In Deutschland warten viele gesetzlich Versicherte lange auf Arzttermine. Ein erheblicher Teil der Bevölkerung, rund 90 Prozent, ist bei einer gesetzlichen Krankenkasse versichert, während etwa 10 Prozent privat versichert sind. Ein zunehmendes Problem entsteht durch Selbstzahler-Termine, die eine schnellere Behandlung ermöglichen. Diese werden besonders häufig bei Facharztbehandlungen angeboten. NDR berichtet, dass Patienten wie die 76-jährige Gudrun Wolter, die Schmerzen im Handgelenk hatte, bereit sind, für eine schnellere Behandlung 180 Euro für ein MRT zu zahlen.
Diese Entwicklung weckt Bedenken über die Entstehung einer Drei-Klassen-Medizin. Während Selbstzahler innerhalb einer Woche einen Termin erhalten, müssen gesetzlich Versicherte häufig Monate auf eine Behandlung warten. Eine Umfrage im Auftrag der AOK ergab, dass 17 Prozent der Befragten als gesetzlich Versicherte schon einmal einen zeitnahen Termin aufgrund eines Selbstzahler-Termins erhalten haben. BR informiert, dass es keinerlei offizielle Statistiken darüber gibt, wie viele Patienten tatsächlich als Selbstzahler auftreten. Dies erschwert eine umfassende Bewertung der Situation.

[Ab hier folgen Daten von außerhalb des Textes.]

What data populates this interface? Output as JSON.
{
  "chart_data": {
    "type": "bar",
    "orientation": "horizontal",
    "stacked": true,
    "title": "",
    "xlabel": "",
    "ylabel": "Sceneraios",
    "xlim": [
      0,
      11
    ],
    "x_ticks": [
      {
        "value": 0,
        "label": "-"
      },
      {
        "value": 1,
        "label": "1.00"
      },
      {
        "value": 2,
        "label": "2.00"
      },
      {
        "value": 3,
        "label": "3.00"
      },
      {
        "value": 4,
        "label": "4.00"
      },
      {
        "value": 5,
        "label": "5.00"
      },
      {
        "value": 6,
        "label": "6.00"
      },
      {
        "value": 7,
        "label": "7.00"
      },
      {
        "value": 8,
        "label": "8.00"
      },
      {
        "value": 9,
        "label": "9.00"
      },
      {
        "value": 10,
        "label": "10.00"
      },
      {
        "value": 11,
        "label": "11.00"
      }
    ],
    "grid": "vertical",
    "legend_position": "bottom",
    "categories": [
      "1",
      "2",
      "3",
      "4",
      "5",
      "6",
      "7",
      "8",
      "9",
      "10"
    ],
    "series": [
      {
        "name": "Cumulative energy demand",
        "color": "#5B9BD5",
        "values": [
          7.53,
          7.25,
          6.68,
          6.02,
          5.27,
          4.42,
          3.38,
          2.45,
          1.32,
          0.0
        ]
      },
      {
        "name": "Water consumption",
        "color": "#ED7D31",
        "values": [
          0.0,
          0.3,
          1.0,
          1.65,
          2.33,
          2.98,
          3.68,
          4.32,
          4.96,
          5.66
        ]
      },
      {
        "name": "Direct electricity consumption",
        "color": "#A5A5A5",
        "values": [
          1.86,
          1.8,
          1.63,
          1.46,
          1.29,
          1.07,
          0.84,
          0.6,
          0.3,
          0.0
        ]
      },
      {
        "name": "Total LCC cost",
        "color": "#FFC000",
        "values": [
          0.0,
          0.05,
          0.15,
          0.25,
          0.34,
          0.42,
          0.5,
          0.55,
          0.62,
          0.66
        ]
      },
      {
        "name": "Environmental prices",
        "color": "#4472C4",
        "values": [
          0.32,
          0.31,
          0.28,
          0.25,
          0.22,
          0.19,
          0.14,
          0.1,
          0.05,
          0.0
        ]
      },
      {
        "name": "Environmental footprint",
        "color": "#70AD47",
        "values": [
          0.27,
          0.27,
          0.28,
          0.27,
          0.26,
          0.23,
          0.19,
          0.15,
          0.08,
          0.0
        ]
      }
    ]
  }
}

Ärztliche Perspektiven und gesetzliche Vorgaben
Ärzte zeigen sich überwiegend kritisch gegenüber den Selbstzahler-Terminen, gestehen jedoch ein, dass ökonomischer Druck eine Rolle spielt. Insbesondere Kassenärzte sind verpflichtet, 25 Stunden pro Woche für Kassenpatienten zu arbeiten. Die Kassenärztliche Vereinigung Bayern hat zwar keinen Überblick über die Praxen, die Selbstzahlerleistungen anbieten, überprüft jedoch die Einhaltung dieser Vorgaben. Dennoch reicht das Angebot an freien Terminen für Kassenpatienten häufig nicht aus.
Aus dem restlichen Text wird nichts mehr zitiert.